On Dec 17, 2018, at 1:52 PM, Noel Chiappa via cctalk
<cctalk at classiccmp.org> wrote:
From: Paul Koning
For that matter, core memory details such as
destructive read weren't
visible to the CPU
Umm, not quite. If you'd said 'core memory details such as destructive read
weren't visible to the _program_', you'd have been 100% correct.
But as I suspect you know, just overlooked, most (all?) of the -11 CPU's do
use 'read-modify-write' cycles on the bus (DATIP in UNIBUS terms, DATIO in
QBUS) where possible precisely for the benefit of core memory with its
destructive readout. (And there's some hair for interlocking the multiple
CPU's on the -11/74 which I don't recall off the top of my head.)
No, that doesn't invalidate what I said. DATAIP/DATAO on the Unibus doesn't
depend on the destructive read property. It works just fine with DEC semiconductor
memory. It is perfectly valid to implement DATAIP as if it were DATAI, so that
transaction simply becomes a read followed by a write.
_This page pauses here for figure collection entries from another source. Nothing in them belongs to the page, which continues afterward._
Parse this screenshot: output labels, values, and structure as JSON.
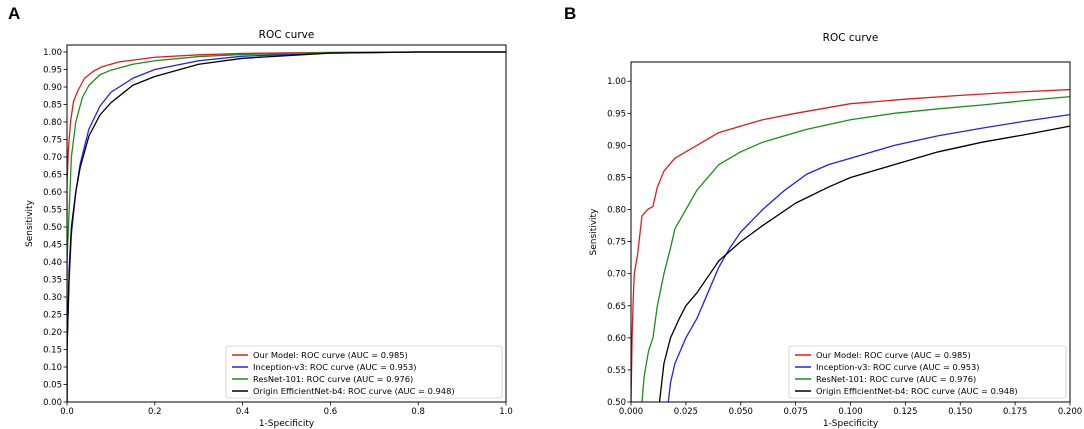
{
  "panels": [
    {
      "letter": "A"
    },
    {
      "letter": "B"
    }
  ],
  "chart_data": [
    {
      "type": "line",
      "title": "ROC curve",
      "xlabel": "1-Specificity",
      "ylabel": "Sensitivity",
      "xlim": [
        0,
        1
      ],
      "ylim": [
        0,
        1.02
      ],
      "xticks": [
        0.0,
        0.2,
        0.4,
        0.6,
        0.8,
        1.0
      ],
      "xtick_labels": [
        "0.0",
        "0.2",
        "0.4",
        "0.6",
        "0.8",
        "1.0"
      ],
      "yticks": [
        0.0,
        0.05,
        0.1,
        0.15,
        0.2,
        0.25,
        0.3,
        0.35,
        0.4,
        0.45,
        0.5,
        0.55,
        0.6,
        0.65,
        0.7,
        0.75,
        0.8,
        0.85,
        0.9,
        0.95,
        1.0
      ],
      "ytick_labels": [
        "0.00",
        "0.05",
        "0.10",
        "0.15",
        "0.20",
        "0.25",
        "0.30",
        "0.35",
        "0.40",
        "0.45",
        "0.50",
        "0.55",
        "0.60",
        "0.65",
        "0.70",
        "0.75",
        "0.80",
        "0.85",
        "0.90",
        "0.95",
        "1.00"
      ],
      "legend_position": "lower-right",
      "series": [
        {
          "name": "Our Model: ROC curve (AUC = 0.985)",
          "color": "#e41a1c",
          "points": [
            [
              0,
              0
            ],
            [
              0,
              0.62
            ],
            [
              0.003,
              0.72
            ],
            [
              0.008,
              0.8
            ],
            [
              0.015,
              0.86
            ],
            [
              0.025,
              0.89
            ],
            [
              0.04,
              0.925
            ],
            [
              0.06,
              0.945
            ],
            [
              0.08,
              0.958
            ],
            [
              0.12,
              0.972
            ],
            [
              0.2,
              0.985
            ],
            [
              0.3,
              0.992
            ],
            [
              0.4,
              0.996
            ],
            [
              0.6,
              0.999
            ],
            [
              0.8,
              1.0
            ],
            [
              1.0,
              1.0
            ]
          ]
        },
        {
          "name": "Inception-v3: ROC curve (AUC = 0.953)",
          "color": "#1f1fff",
          "points": [
            [
              0,
              0
            ],
            [
              0,
              0.15
            ],
            [
              0.005,
              0.35
            ],
            [
              0.01,
              0.48
            ],
            [
              0.02,
              0.6
            ],
            [
              0.03,
              0.68
            ],
            [
              0.05,
              0.78
            ],
            [
              0.075,
              0.845
            ],
            [
              0.1,
              0.885
            ],
            [
              0.15,
              0.925
            ],
            [
              0.2,
              0.95
            ],
            [
              0.3,
              0.975
            ],
            [
              0.4,
              0.988
            ],
            [
              0.6,
              0.997
            ],
            [
              0.8,
              1.0
            ],
            [
              1.0,
              1.0
            ]
          ]
        },
        {
          "name": "ResNet-101: ROC curve (AUC = 0.976)",
          "color": "#1a8f1a",
          "points": [
            [
              0,
              0
            ],
            [
              0,
              0.4
            ],
            [
              0.005,
              0.55
            ],
            [
              0.01,
              0.7
            ],
            [
              0.02,
              0.8
            ],
            [
              0.035,
              0.87
            ],
            [
              0.05,
              0.905
            ],
            [
              0.075,
              0.935
            ],
            [
              0.1,
              0.948
            ],
            [
              0.15,
              0.965
            ],
            [
              0.2,
              0.975
            ],
            [
              0.3,
              0.987
            ],
            [
              0.4,
              0.993
            ],
            [
              0.6,
              0.998
            ],
            [
              0.8,
              1.0
            ],
            [
              1.0,
              1.0
            ]
          ]
        },
        {
          "name": "Origin EfficientNet-b4: ROC curve (AUC = 0.948)",
          "color": "#000000",
          "points": [
            [
              0,
              0
            ],
            [
              0,
              0.15
            ],
            [
              0.005,
              0.38
            ],
            [
              0.01,
              0.5
            ],
            [
              0.02,
              0.6
            ],
            [
              0.03,
              0.67
            ],
            [
              0.05,
              0.76
            ],
            [
              0.075,
              0.82
            ],
            [
              0.1,
              0.855
            ],
            [
              0.15,
              0.905
            ],
            [
              0.2,
              0.93
            ],
            [
              0.3,
              0.965
            ],
            [
              0.4,
              0.982
            ],
            [
              0.6,
              0.997
            ],
            [
              0.8,
              1.0
            ],
            [
              1.0,
              1.0
            ]
          ]
        }
      ]
    },
    {
      "type": "line",
      "title": "ROC curve",
      "xlabel": "1-Specificity",
      "ylabel": "Sensitivity",
      "xlim": [
        0,
        0.2
      ],
      "ylim": [
        0.5,
        1.03
      ],
      "xticks": [
        0.0,
        0.025,
        0.05,
        0.075,
        0.1,
        0.125,
        0.15,
        0.175,
        0.2
      ],
      "xtick_labels": [
        "0.000",
        "0.025",
        "0.050",
        "0.075",
        "0.100",
        "0.125",
        "0.150",
        "0.175",
        "0.200"
      ],
      "yticks": [
        0.5,
        0.55,
        0.6,
        0.65,
        0.7,
        0.75,
        0.8,
        0.85,
        0.9,
        0.95,
        1.0
      ],
      "ytick_labels": [
        "0.50",
        "0.55",
        "0.60",
        "0.65",
        "0.70",
        "0.75",
        "0.80",
        "0.85",
        "0.90",
        "0.95",
        "1.00"
      ],
      "legend_position": "lower-right",
      "series": [
        {
          "name": "Our Model: ROC curve (AUC = 0.985)",
          "color": "#e41a1c",
          "points": [
            [
              0,
              0.5
            ],
            [
              0.0005,
              0.6
            ],
            [
              0.001,
              0.66
            ],
            [
              0.0015,
              0.7
            ],
            [
              0.003,
              0.73
            ],
            [
              0.004,
              0.76
            ],
            [
              0.005,
              0.79
            ],
            [
              0.0075,
              0.8
            ],
            [
              0.01,
              0.805
            ],
            [
              0.012,
              0.835
            ],
            [
              0.015,
              0.86
            ],
            [
              0.02,
              0.88
            ],
            [
              0.025,
              0.89
            ],
            [
              0.03,
              0.9
            ],
            [
              0.035,
              0.91
            ],
            [
              0.04,
              0.92
            ],
            [
              0.05,
              0.93
            ],
            [
              0.06,
              0.94
            ],
            [
              0.075,
              0.95
            ],
            [
              0.1,
              0.965
            ],
            [
              0.125,
              0.972
            ],
            [
              0.15,
              0.978
            ],
            [
              0.175,
              0.983
            ],
            [
              0.2,
              0.987
            ]
          ]
        },
        {
          "name": "Inception-v3: ROC curve (AUC = 0.953)",
          "color": "#1f1fff",
          "points": [
            [
              0.017,
              0.5
            ],
            [
              0.018,
              0.53
            ],
            [
              0.02,
              0.56
            ],
            [
              0.025,
              0.6
            ],
            [
              0.03,
              0.63
            ],
            [
              0.035,
              0.67
            ],
            [
              0.04,
              0.71
            ],
            [
              0.045,
              0.74
            ],
            [
              0.05,
              0.765
            ],
            [
              0.06,
              0.8
            ],
            [
              0.07,
              0.83
            ],
            [
              0.08,
              0.855
            ],
            [
              0.09,
              0.87
            ],
            [
              0.1,
              0.88
            ],
            [
              0.12,
              0.9
            ],
            [
              0.14,
              0.915
            ],
            [
              0.16,
              0.927
            ],
            [
              0.18,
              0.938
            ],
            [
              0.2,
              0.948
            ]
          ]
        },
        {
          "name": "ResNet-101: ROC curve (AUC = 0.976)",
          "color": "#1a8f1a",
          "points": [
            [
              0.005,
              0.5
            ],
            [
              0.006,
              0.54
            ],
            [
              0.008,
              0.58
            ],
            [
              0.01,
              0.6
            ],
            [
              0.012,
              0.65
            ],
            [
              0.015,
              0.7
            ],
            [
              0.018,
              0.74
            ],
            [
              0.02,
              0.77
            ],
            [
              0.025,
              0.8
            ],
            [
              0.03,
              0.83
            ],
            [
              0.035,
              0.85
            ],
            [
              0.04,
              0.87
            ],
            [
              0.05,
              0.89
            ],
            [
              0.06,
              0.905
            ],
            [
              0.07,
              0.915
            ],
            [
              0.08,
              0.925
            ],
            [
              0.1,
              0.94
            ],
            [
              0.12,
              0.95
            ],
            [
              0.14,
              0.957
            ],
            [
              0.16,
              0.963
            ],
            [
              0.18,
              0.97
            ],
            [
              0.2,
              0.976
            ]
          ]
        },
        {
          "name": "Origin EfficientNet-b4: ROC curve (AUC = 0.948)",
          "color": "#000000",
          "points": [
            [
              0.013,
              0.5
            ],
            [
              0.015,
              0.56
            ],
            [
              0.018,
              0.6
            ],
            [
              0.022,
              0.63
            ],
            [
              0.025,
              0.65
            ],
            [
              0.03,
              0.67
            ],
            [
              0.04,
              0.72
            ],
            [
              0.05,
              0.75
            ],
            [
              0.06,
              0.775
            ],
            [
              0.075,
              0.81
            ],
            [
              0.09,
              0.835
            ],
            [
              0.1,
              0.85
            ],
            [
              0.12,
              0.87
            ],
            [
              0.14,
              0.89
            ],
            [
              0.16,
              0.905
            ],
            [
              0.18,
              0.917
            ],
            [
              0.2,
              0.93
            ]
          ]
        }
      ]
    }
  ]
}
The reason it existed is that it allows core memory to optimize the timing, by running a
"half cycle", omitting the restore part. But the DATAO supplies the new content
of the word, and so long as the memory does that write you're all set.
If PDP-11s ever did a DATAIP without a DATAO, you'd be able to tell the difference
between core and semiconductor memory by reading the location afterwards and looking for
non-zero. But conforming Unibus masters don't do that.